The unit, expected to comprise six analysts, is due to report publicly in the first half of 2023.
When Revenue Minister David Parker appeared before the finance and expenditure select committee last month, National MP Nicola Willis asked him: "So you've already got 4200 officials at IRD but you're setting up this unit to look at tax fairness. Is it anything more than a research unit to provide you with the data basis of campaigning for a wealth, inheritance or death tax at the next election?" Parker replied that he was not planning any such tax or seeking advice from officials on any of those issues.
Written responses last week from IRD to questions from the select committee about the initiative confirmed that no specific tax policy is being investigated.
"The goal of the project is to fill a well-known gap in the information available for discussing economic income and wealth in New Zealand, to ensure that future tax policy advice is based on reliable evidence," it said.
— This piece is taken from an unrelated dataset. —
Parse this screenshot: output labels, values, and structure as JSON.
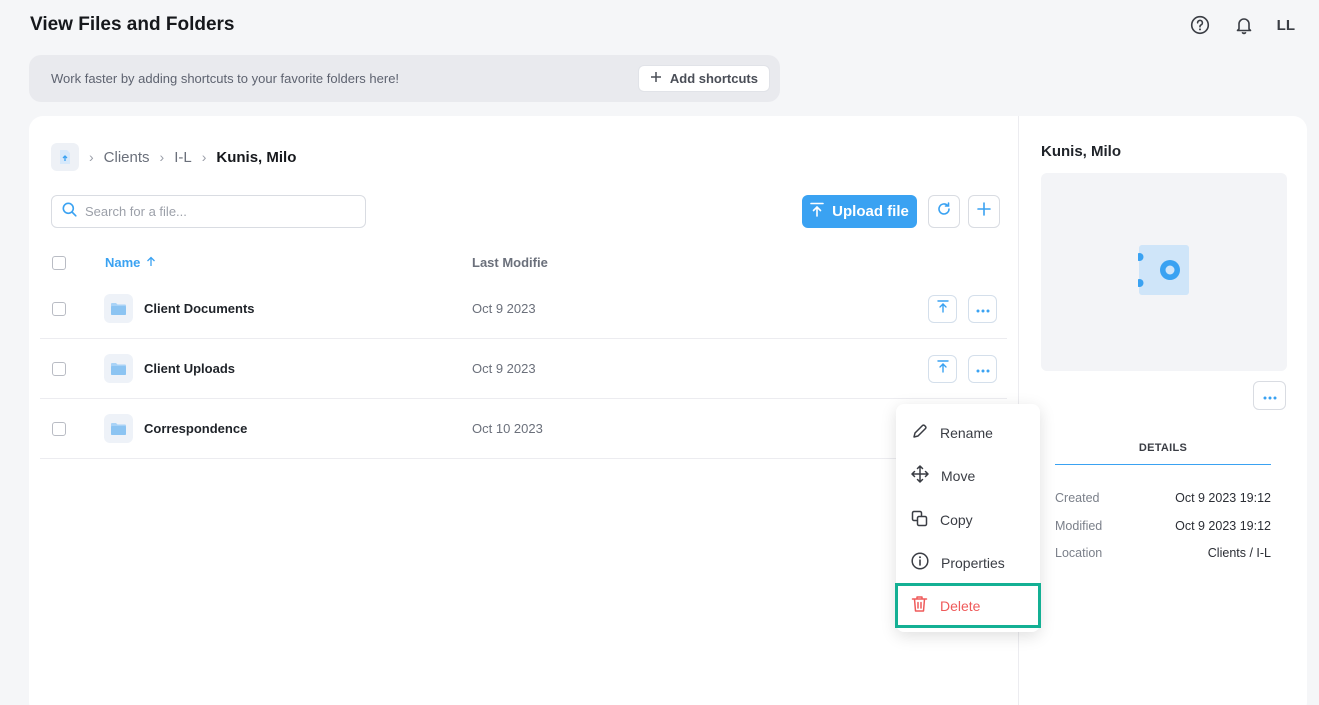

Economic income is different from taxable income. A standard definition, called the Haig-Hicks-Simon measure, defines someone's income in a period as what they can consume during that period without reducing their real wealth. So it would include capital gains and bequests.
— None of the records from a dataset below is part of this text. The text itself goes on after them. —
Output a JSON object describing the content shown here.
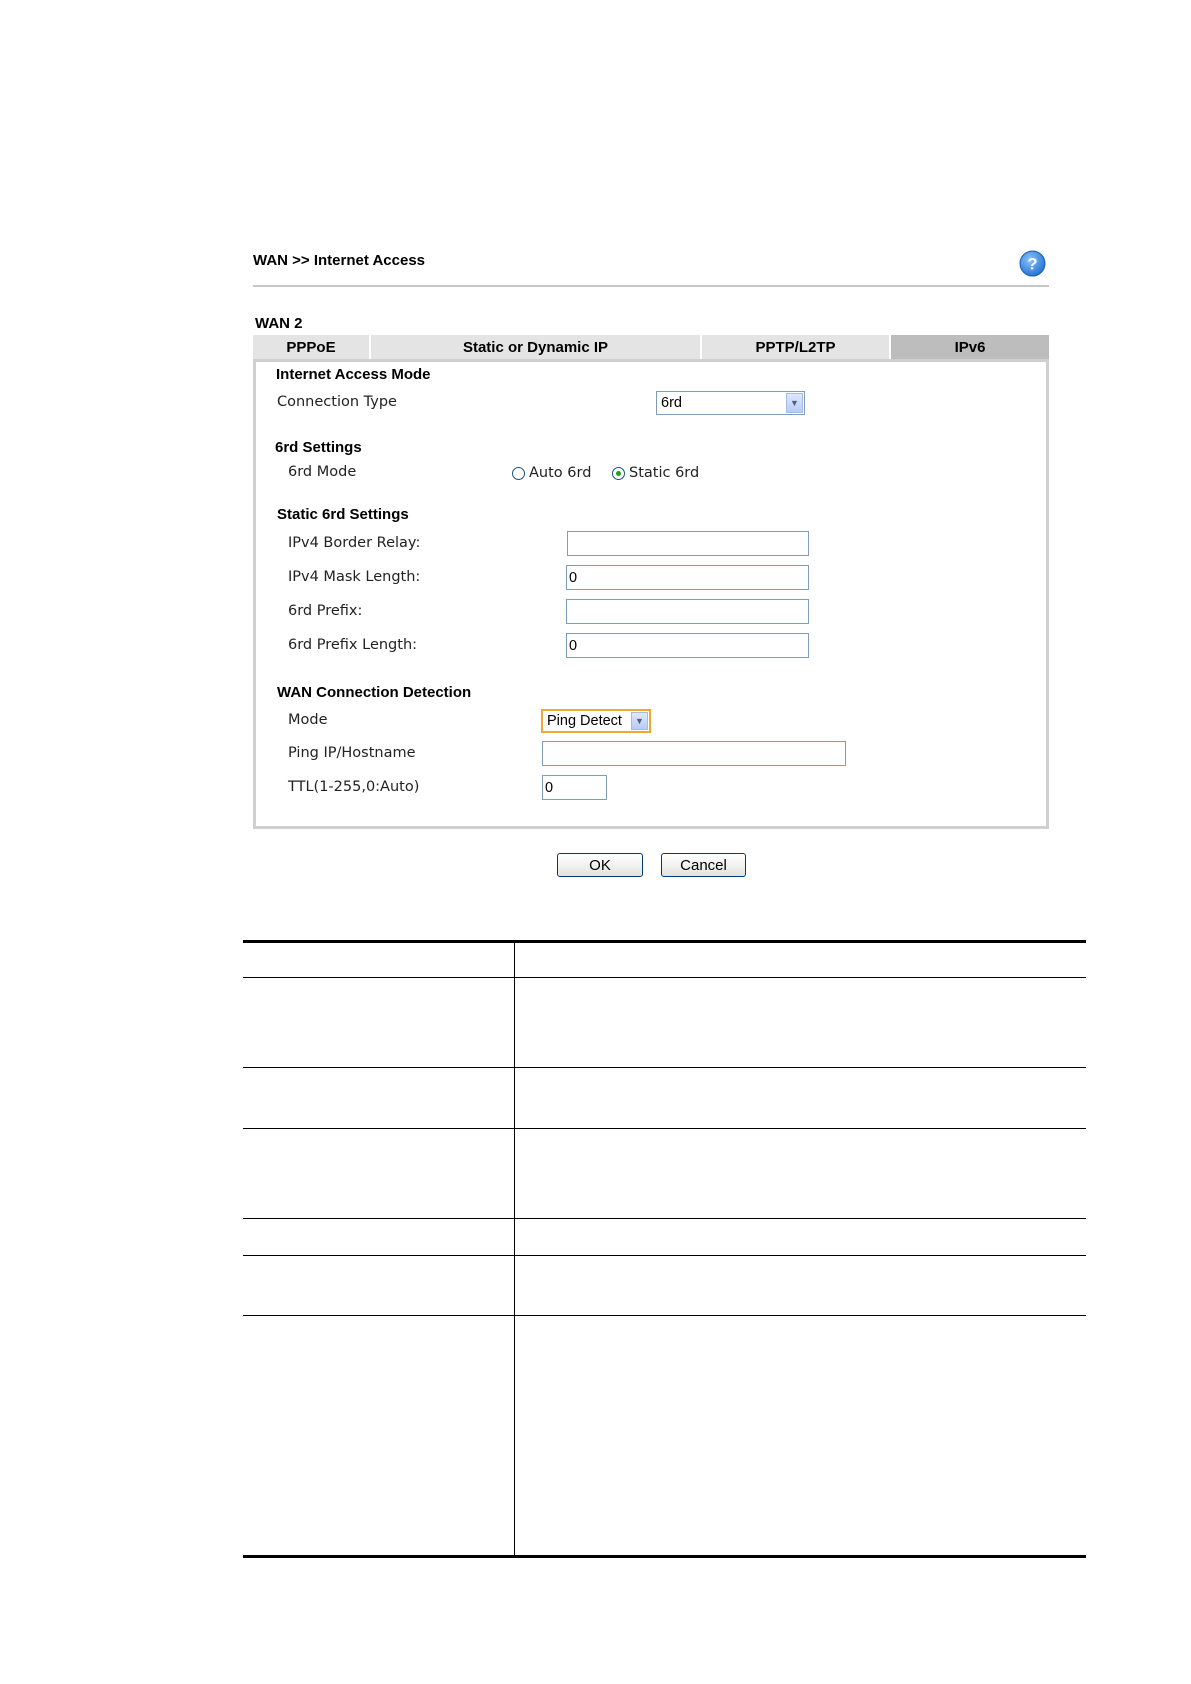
{
  "header": {
    "breadcrumb": "WAN >> Internet Access",
    "help_icon": "help-question-icon"
  },
  "section_label": "WAN 2",
  "tabs": [
    {
      "label": "PPPoE",
      "active": false
    },
    {
      "label": "Static or Dynamic IP",
      "active": false
    },
    {
      "label": "PPTP/L2TP",
      "active": false
    },
    {
      "label": "IPv6",
      "active": true
    }
  ],
  "internet_access_mode": {
    "heading": "Internet Access Mode",
    "connection_type_label": "Connection Type",
    "connection_type_value": "6rd"
  },
  "sixrd_settings": {
    "heading": "6rd Settings",
    "mode_label": "6rd Mode",
    "options": [
      {
        "label": "Auto 6rd",
        "selected": false
      },
      {
        "label": "Static 6rd",
        "selected": true
      }
    ]
  },
  "static_6rd_settings": {
    "heading": "Static 6rd Settings",
    "ipv4_border_relay_label": "IPv4 Border Relay:",
    "ipv4_border_relay_value": "",
    "ipv4_mask_length_label": "IPv4 Mask Length:",
    "ipv4_mask_length_value": "0",
    "prefix_label": "6rd Prefix:",
    "prefix_value": "",
    "prefix_length_label": "6rd Prefix Length:",
    "prefix_length_value": "0"
  },
  "wan_connection_detection": {
    "heading": "WAN Connection Detection",
    "mode_label": "Mode",
    "mode_value": "Ping Detect",
    "ping_label": "Ping IP/Hostname",
    "ping_value": "",
    "ttl_label": "TTL(1-255,0:Auto)",
    "ttl_value": "0"
  },
  "buttons": {
    "ok": "OK",
    "cancel": "Cancel"
  },
  "colors": {
    "help_icon": "#3a8ee6",
    "active_tab": "#bdbdbd",
    "tab": "#e4e4e4",
    "highlight_select": "#f0a830"
  }
}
It is a concept people recognise when they say their house "earned" more last year than they did.
The Cullen tax working group noted that in the United States over a 10-year period, capital gains accounted for almost 40 per cent of the income of the richest 1 per cent of taxpayers. By comparison, capital gains made up only 5 per cent of the income for all non-elderly taxpayers and 14 per cent of income from those over the age of 64.
It may be why Warren Buffett has famously observed that he pays tax at a lower rate than his PA does.
The new IRD unit's terms of reference tell us that: "This project will seek to collect information on capital gains and the level of net worth for high net worth individuals. This information will be used to develop basic research into how the tax system redistributes income and to evaluate the proportion of income this group pays in tax".
In the previous term, Parker commissioned some work from officials on the distribution of wealth and income.
"It really ended, that particular piece of work, when the Statistics Department provided me a report in respect to the household economic survey to show that it is such an imperfect measure of the distribution of these things that ... in its most recent iteration the highest net wealth of anyone surveyed was $20 million — in a country that has billionaires," Parker told the MPs.
The household economic survey (HES) trawls too coarse a net through the population to pick up what is happening in the top percentile of people ranked by wealth.
So some research undertaken by the Treasury at Parker's behest, supplemented it with numbers from NBR's rich list, assuming that the chances of a rich lister being picked up by the HES is so small that the risk of double counting is close to zero.
The results, though festooned with caveats, raised the proportion of national wealth held by the top 1 per cent in 2018 from 20 per cent in the HES to 25 per cent.
The tax working group recommended the Government fund "over" sampling of the wealthy in existing surveys and that it include a question on wealth in the Census.
It also recommended asking Inland Revenue to regularly repeat its analysis of the tax paid by high wealth individuals (HWIs).
This was a reference to work done spontaneously within IRD in 2016, and which came to light during the tax review, which looked at a group of 212 people worth, on average, some $270m.
It found that more than a third of the wealth controlled by the HWI group was untaxed, having been derived from one of these sources:
• Establishment of a new business which was subsequently sold, or its value crystallised in a public listing
• The acquisition and subsequent sale of an existing business
• Long-term property investments
• Long-term investment in other passive investments such as shares
Taking the NBR's estimates of their wealth at face value, the tax paid by three-quarters of that group that year would have amounted to less than three-tenths of 1 per cent of their wealth.
The Government is following another recommendation from the Cullen review, that it commission research to estimate the wealth of individuals, using a variety of data sources on capital income, including administrative data.
Willis raised the issue of privacy concerns, if IRD officials were able to access information from other departments.
In response, Inland Revenue said: "At present the research team does not have access to data sets from other departments, outside of pre-existing information-sharing arrangements. External information that is considered will be subject to existing privacy requirements and will require staff to undertake the necessary privacy training."
Data that Inland Revenue collects under new provisions of the Tax Administration Act can only be used for policy development purposes, it said, and it has well-established principles and processes to ensure employees abide by their legal obligations to maintain secrecy of taxpayer information.
But just in case, they will continue to liaise with the Office of the Privacy Commissioner over controls as the initiative develops further.